Deuxième argument : rendre crédible la parole de la commune par l’exemple qu’elle donne. Un autre mode de production agricole est possible, qui permettrait de maîtriser le réchauffement climatique en préservant la biodiversité, la qualité de l’eau, de l’air et la vie du sol. Les collectivités disposent de sérieux outils et sont notamment en première ligne pour préserver les espaces fonciers destinés à nourrir les habitants.
Troisième élément : l’accessibilité sociale à l’alimentation durable est un enjeu d’équité, où les collectivités locales ont un rôle évident à jouer pour faire émerger une « démocratie alimentaire ». En prenant conscience des enjeux autour d’une autre alimentation, les territoires se découvrent prêts à définir une forme de souveraineté alimentaire et à la traduire en actes concrets.
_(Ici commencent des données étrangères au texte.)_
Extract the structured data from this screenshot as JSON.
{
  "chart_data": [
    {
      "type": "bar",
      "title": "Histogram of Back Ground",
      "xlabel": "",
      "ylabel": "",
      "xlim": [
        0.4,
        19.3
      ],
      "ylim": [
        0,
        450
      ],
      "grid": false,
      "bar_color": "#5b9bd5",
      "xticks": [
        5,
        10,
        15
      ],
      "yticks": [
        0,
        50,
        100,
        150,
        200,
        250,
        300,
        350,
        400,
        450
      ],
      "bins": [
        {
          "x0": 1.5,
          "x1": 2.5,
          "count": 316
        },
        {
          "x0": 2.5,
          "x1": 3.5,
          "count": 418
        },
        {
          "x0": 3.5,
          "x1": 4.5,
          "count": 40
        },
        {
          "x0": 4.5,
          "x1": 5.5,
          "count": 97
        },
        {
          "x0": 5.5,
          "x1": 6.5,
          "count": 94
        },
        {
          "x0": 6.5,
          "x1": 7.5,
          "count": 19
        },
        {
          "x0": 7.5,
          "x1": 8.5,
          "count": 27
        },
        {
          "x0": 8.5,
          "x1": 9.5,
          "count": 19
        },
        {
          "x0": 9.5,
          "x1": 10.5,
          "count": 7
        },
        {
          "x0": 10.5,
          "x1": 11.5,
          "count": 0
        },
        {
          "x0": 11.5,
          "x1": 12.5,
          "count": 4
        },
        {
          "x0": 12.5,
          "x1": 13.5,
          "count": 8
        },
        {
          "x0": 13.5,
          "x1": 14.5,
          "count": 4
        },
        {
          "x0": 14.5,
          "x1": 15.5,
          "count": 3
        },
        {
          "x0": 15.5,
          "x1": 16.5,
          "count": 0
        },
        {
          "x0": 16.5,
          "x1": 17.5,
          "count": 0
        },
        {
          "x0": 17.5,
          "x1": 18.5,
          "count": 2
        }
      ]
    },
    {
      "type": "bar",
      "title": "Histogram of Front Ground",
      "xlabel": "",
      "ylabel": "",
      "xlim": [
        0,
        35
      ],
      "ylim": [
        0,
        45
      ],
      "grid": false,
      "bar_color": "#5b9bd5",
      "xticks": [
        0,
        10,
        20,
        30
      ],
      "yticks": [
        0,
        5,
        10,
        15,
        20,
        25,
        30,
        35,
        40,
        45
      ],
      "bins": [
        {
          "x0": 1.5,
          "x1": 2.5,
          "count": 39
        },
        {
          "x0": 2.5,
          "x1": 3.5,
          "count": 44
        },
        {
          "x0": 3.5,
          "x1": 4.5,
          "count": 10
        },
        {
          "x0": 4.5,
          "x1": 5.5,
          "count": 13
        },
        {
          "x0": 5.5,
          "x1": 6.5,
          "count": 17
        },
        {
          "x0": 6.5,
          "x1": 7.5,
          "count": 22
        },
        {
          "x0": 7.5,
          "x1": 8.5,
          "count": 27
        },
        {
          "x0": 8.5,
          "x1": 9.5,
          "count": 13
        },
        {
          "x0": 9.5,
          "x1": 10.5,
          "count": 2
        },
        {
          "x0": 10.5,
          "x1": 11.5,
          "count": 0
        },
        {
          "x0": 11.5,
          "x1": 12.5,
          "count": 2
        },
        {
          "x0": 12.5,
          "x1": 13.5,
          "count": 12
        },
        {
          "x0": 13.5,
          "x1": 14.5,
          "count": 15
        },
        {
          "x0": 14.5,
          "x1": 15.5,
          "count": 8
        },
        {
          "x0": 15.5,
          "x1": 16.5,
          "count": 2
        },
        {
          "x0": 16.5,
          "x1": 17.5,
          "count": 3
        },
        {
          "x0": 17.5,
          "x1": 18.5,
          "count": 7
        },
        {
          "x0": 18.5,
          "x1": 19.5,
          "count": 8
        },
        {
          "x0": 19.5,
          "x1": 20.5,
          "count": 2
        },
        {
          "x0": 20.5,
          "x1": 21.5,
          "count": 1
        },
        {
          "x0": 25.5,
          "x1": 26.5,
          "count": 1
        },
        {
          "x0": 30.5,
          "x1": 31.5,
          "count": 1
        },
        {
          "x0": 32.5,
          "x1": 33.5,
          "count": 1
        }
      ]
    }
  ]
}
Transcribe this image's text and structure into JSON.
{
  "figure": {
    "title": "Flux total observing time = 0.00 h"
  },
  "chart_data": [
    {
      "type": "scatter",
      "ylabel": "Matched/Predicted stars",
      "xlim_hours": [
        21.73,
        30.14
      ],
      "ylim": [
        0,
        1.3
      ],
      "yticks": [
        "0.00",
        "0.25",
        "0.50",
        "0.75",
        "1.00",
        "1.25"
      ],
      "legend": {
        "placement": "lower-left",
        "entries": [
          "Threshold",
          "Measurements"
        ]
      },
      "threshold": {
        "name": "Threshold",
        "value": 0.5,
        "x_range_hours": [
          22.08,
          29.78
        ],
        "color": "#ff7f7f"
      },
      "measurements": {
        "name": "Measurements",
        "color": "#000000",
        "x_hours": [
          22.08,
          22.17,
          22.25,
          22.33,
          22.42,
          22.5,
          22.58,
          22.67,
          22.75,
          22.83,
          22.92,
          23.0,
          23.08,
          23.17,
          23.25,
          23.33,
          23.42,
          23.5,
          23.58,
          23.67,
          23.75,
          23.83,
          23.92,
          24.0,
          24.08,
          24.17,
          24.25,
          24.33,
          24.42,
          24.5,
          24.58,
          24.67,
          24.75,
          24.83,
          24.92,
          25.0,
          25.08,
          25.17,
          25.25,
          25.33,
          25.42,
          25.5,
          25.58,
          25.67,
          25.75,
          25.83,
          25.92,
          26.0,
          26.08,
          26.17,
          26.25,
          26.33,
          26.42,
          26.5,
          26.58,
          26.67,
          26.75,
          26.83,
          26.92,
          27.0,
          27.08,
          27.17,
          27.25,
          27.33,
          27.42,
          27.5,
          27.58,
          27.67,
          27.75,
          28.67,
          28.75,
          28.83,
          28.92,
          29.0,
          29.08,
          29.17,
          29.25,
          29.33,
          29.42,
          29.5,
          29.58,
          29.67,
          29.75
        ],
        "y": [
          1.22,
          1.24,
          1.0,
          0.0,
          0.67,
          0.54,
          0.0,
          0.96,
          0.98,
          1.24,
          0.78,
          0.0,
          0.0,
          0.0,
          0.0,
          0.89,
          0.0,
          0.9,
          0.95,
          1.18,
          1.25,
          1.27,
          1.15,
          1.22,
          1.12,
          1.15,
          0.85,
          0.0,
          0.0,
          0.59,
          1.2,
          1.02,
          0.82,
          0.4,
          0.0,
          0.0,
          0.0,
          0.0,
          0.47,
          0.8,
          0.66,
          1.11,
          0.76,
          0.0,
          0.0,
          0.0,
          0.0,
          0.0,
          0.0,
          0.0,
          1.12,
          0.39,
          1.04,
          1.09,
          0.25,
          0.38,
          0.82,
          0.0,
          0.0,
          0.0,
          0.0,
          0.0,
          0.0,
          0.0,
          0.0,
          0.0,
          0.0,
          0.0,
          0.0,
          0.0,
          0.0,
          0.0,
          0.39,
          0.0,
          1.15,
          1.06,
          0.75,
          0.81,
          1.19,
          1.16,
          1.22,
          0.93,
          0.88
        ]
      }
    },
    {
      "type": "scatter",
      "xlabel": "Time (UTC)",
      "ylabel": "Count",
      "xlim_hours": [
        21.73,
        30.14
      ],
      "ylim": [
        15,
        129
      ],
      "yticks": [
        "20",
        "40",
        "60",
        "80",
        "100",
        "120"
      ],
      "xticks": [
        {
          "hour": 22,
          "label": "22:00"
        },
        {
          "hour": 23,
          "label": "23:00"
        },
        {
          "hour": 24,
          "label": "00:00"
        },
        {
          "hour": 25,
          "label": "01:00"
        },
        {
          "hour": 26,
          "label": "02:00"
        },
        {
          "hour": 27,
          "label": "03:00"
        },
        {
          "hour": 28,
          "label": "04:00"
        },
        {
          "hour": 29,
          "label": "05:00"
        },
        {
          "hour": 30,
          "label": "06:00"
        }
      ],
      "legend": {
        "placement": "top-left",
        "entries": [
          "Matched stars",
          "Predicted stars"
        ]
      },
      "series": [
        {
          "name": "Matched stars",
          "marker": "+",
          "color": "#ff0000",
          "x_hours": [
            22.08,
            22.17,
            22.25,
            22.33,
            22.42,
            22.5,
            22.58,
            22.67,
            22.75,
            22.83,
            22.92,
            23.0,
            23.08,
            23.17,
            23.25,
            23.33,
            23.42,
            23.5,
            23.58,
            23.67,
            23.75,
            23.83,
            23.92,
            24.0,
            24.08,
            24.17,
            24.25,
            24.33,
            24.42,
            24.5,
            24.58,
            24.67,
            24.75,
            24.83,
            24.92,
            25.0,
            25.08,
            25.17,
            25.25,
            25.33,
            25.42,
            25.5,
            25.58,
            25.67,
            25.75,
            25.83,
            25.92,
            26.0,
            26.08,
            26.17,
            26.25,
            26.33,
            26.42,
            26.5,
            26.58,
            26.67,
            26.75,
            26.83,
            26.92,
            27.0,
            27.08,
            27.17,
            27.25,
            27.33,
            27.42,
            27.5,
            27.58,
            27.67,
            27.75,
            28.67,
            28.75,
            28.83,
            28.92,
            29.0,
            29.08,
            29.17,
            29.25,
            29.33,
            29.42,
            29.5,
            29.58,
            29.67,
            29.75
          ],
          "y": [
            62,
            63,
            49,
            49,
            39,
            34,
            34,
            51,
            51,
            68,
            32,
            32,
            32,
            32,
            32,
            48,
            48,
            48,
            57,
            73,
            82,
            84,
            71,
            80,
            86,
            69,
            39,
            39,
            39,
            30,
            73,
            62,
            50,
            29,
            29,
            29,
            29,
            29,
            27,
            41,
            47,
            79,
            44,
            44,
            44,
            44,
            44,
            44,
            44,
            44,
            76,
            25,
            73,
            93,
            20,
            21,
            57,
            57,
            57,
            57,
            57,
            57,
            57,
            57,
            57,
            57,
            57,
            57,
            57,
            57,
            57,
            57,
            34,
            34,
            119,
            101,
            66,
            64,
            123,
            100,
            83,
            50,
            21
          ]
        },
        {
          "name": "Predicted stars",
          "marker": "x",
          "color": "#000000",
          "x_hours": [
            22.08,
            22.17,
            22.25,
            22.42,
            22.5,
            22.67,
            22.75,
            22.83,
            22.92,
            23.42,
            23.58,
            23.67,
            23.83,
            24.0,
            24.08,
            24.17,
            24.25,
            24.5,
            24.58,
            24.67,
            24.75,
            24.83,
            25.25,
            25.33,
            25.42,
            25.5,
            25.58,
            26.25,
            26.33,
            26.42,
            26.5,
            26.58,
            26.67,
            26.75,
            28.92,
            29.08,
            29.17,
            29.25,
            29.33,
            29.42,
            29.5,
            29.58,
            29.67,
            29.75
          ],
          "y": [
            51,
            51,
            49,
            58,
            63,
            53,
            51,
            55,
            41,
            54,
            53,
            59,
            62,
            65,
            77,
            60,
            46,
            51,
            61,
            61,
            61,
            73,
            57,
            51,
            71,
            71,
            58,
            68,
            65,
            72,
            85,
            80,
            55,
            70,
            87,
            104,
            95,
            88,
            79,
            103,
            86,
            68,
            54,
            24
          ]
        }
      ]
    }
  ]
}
Sur le plan économique, cela induit immanquablement des échanges plus équitables et solidaires entre les différents acteurs de la fourche à la fourchette : producteurs, transformateurs, distributeurs. Enfin sur le plan démocratique, les citoyens sont invités à s’impliquer directement dans la gouvernance des plans alimentaires durables.
... des résultats tangibles...
L’alimentation est responsable de 25% des gaz à effet de serre (GES), elle représente donc un quart de la solution pour limiter le réchauffement climatique.
Mouans-Sartoux est engagée dans cette transition et mène de nombreuses actions au sein de la MEAD pour transformer les habitudes alimentaires des habitants vers une alimentation meilleure pour le climat, l’environnement et la santé.
D’après une étude menée par des universitaires, en cinq ans, 71 % des habitants ont modifié leurs pratiques alimentaires. Ils ont fait baisser de 30 % leur consommation d’aliments ultra-transformés, réduit de 23 % leur consommation de viande et augmenté de 28% celle d’aliments bio.
Au final, les chercheurs estiment que ces trois changements majeurs ont généré une diminution de 26% de l’impact carbone des habitants de Mouans-Sartoux. De quoi ouvrir l’appétit du chnagement.
... et des questions à régler

Si les collectivités ont bien le droit d’affirmer leur volontarisme en définissant des politiques publiques alimentaires, le cadre législatif et réglementaire actuel les prive toutefois de compétences spécifiques. La MEAD et ses partenaires plaident pour faire émerger le cadre juridique d’une compétence « alimentation et agriculture » au sein des collectivités.
Deux autres demandes sont avancées pour accélérer sur la transition : la création d’un véritable réseau national des PAT (Projets alimentaires territoriaux) avec un financement pérenne de l’État, ainsi que la création d’un nouveau cadre pour la commande publique afin de permettre de relocaliser les achats alimentaires sur les territoires.